Artist Gab Bois’s Vegetable-Shaped Catch Holds More Than Just Some Trinkets

The ceramic cabbage dish she thrifted on a trip to Miami will make you do a double take—just like her work.

I have always been a collector of things, both useful and not so useful. As a kid, I collected tiny erasers shaped like animals and food, and rocks that looked like other objects. One of my collections now is ceramic dishes shaped like fruits and vegetables, which I started after seeing an exhibition on the history of French cuisine at the Pointe-à-Callière museum in Montreal, where I live. It displayed all these wild ceramics and glassware inspired by food items, like a cake cover that resembled a four-tiered cake. Sometime after that, I was in a thrift store and saw a big dish shaped like an ear of corn, and that became the first piece of my food-shaped ceramic collection.

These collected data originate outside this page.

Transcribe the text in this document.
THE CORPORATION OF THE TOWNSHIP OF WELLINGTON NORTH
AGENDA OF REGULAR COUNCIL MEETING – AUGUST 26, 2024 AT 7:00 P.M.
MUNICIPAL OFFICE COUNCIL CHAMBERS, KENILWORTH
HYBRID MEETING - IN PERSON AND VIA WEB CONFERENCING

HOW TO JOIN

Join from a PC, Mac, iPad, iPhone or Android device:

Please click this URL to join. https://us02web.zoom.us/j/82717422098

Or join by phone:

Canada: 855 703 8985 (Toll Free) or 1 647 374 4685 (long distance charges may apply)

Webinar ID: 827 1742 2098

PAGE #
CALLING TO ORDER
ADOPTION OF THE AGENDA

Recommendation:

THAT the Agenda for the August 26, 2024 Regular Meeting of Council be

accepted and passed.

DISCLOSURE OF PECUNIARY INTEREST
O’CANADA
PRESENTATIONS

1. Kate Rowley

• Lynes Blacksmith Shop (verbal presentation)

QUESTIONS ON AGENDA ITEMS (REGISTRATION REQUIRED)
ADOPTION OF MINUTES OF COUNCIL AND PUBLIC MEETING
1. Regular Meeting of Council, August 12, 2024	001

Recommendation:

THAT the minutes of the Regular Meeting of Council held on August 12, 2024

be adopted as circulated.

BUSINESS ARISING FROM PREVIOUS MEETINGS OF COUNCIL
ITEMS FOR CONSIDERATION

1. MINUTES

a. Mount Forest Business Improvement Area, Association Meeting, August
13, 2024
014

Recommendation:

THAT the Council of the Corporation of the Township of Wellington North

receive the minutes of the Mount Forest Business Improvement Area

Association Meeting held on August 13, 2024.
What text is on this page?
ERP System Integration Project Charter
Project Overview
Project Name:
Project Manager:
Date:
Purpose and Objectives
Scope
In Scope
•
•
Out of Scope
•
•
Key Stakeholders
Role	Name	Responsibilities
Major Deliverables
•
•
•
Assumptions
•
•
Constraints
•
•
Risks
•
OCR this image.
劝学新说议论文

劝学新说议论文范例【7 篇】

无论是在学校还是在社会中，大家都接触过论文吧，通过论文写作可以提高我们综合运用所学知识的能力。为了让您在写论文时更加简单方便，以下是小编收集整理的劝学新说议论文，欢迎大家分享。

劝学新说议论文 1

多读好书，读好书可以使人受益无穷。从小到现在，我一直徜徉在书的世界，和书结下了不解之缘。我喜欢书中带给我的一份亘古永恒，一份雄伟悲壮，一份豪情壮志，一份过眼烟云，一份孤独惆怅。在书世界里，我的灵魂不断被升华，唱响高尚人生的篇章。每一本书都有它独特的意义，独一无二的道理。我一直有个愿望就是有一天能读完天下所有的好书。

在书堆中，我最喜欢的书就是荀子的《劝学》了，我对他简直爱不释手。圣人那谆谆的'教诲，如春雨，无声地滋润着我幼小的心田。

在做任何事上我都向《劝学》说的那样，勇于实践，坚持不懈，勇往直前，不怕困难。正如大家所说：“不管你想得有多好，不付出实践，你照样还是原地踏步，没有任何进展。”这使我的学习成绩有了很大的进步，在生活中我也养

Artist Gab Bois’s Vegetable-Shaped Catch Holds More Than Just Some Trinkets - Photo 1 of 1 -

Whenever I travel now, I go to thrift stores and look for food-shaped ceramics. It’s so exciting when I spot one from far away and I’m like, is that what I think it is? I got this cabbage dish at a Goodwill in Miami when I was attending Art Basel in 2019 and a teapot in the shape of a cauliflower that broke in my suitcase on the way home, even though I triple-wrapped it in socks and sweaters. Most of the collection—I have about thirty pieces—lives on a shelf, but the cabbage, which made it back from Miami unscathed, serves as a trinket holder by my front door.

I love things that are made to look like something else. My artistic practice is interested in the surreal quality of everyday objects, something that makes you do a double take. That "Wait, what?" moment is always what I’m searching for in my work, where I create bizarre tableaux. We’re conditioned to consume the world around us at such a fast pace, and I find a lot of value in moments that make us stop and reflect, the way this cabbage dish did for me. My work is an homage to objects. If it can allow people to have a different outlook on something they’ve seen a million times, then I’ve done the object justice.